Though the law has thus far been unenforced, Sonoma Academy stands in violation of the state code. Ziemer told me he’s “not aware of any movements for or against a flag,” over the time he’s been at SA.
It’s a curious situation. It seems almost impossible to last twenty-four years as a school without a student, parent, or administrator questioning our absent flag. However, Humanities Teacher Jamie Murray, who’s worked at SA since it opened, says the issue has never come up. “It seems purposeful, right?” he said, “It seems like we had a conversation early on and we were like, we don’t want the American flag in classrooms or whatever… But I can’t remember ever having heard that conversation or being part of it. ”
Although most administrators from the school’s founding have since moved on from their positions, former and founding Head of School Janet Durgin was able to comment. According to her, there was no such discussion about flying an American flag. “There was never a decision not to have one,” she told me, “and I think it was never important enough to anybody to make it happen or to say, wait a minute, you know?”
In fact, erecting a flagpole was only ever brought up once in Durgin’s tenure.

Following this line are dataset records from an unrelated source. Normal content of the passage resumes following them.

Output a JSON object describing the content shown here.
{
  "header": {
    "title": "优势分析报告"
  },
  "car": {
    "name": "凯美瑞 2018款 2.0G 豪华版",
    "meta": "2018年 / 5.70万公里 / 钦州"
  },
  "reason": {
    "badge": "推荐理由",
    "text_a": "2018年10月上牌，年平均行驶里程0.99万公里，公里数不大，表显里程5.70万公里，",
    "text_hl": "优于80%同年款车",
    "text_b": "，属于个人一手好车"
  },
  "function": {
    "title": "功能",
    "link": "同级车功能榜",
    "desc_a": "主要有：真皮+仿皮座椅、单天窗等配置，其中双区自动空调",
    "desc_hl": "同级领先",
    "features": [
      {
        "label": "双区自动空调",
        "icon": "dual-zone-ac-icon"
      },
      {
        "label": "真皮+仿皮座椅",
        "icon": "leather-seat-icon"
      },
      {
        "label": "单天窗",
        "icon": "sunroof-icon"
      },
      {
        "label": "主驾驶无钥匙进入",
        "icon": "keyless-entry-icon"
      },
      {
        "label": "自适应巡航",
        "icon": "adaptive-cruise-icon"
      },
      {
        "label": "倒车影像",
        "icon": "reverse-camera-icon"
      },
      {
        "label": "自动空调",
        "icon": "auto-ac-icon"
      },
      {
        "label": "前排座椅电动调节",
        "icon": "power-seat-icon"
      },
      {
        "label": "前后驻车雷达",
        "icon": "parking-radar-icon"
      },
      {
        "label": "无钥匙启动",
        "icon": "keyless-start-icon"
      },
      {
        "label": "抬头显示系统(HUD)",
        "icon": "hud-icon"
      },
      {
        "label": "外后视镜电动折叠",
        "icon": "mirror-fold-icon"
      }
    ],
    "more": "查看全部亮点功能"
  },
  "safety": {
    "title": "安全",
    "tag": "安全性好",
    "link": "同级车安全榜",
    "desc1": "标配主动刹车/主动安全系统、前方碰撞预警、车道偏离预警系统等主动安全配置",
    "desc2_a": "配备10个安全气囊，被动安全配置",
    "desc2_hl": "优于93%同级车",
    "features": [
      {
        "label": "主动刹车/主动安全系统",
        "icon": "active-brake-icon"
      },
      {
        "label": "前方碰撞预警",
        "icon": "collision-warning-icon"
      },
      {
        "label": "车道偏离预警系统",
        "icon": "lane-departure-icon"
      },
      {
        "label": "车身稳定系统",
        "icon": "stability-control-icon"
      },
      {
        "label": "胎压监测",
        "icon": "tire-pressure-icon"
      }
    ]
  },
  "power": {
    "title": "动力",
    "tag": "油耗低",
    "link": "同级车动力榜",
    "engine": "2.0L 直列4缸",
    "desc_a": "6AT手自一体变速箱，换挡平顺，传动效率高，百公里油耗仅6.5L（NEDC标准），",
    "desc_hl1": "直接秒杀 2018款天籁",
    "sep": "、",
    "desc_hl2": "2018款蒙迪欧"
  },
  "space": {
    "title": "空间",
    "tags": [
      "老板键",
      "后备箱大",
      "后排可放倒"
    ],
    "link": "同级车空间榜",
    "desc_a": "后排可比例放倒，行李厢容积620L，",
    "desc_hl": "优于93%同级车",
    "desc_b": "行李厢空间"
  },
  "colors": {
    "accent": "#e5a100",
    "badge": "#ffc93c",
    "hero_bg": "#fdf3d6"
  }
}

It was by a former founding trustee, Rick Theis. Theis was the chair of what was then called the Buildings and Grounds Committee (now Facilities). In Sonoma Academy’s first year at our new campus, Theis apparently “was very interested in [putting up a flag] and wanted to do it.” But due to the vast number of responsibilities that the facilities team had, Durgin told me, “he just got distracted” cleaning up the “rocky pasture” that became our field, and didn’t end up following through. Thus, our flagpole was never included among the projects building a new school entails.
Our new Head of School, Percy Abram, noticed we didn’t have a flag on one of his first visits to campus. He wasn’t surprised. He’s taught at schools without flags before, including an independent school in California, which apparently also stands in violation of the same state code.
When asked whether or not he thinks we should fly a flag, Abrams said, “I don’t see it as something that the school needs, and we’ve been on this campus now for 18 or so years, and have gotten by pretty well without it.”
Similarly, Humanities Teacher Drew Gloger believes we’re better off without one. “There’s always politics around the flag,” he told me, “so I think our decision not to have a flagpole actually avoids some of that controversy which can be really tricky for an organization.”
Gloger brought up different national controversies around the raising and lowering of the flag. Things get fraught, he said, “when the question is, should we lower it to half staff? And under what circumstances should one do that or not do that?”
Raising a flag could be interpreted as a political statement, which the school certainly would rather avoid. A flag, as Gloger noted, could put administrators and the facilities team into the uncomfortable situation of deciding which national events warranted differential flag treatment.
Therefore, until this point, Sonoma Academy has quietly refrained from flying a flag. But this begs the question: What do you think? Should Sonoma Academy erect a flagpole and fly the US flag?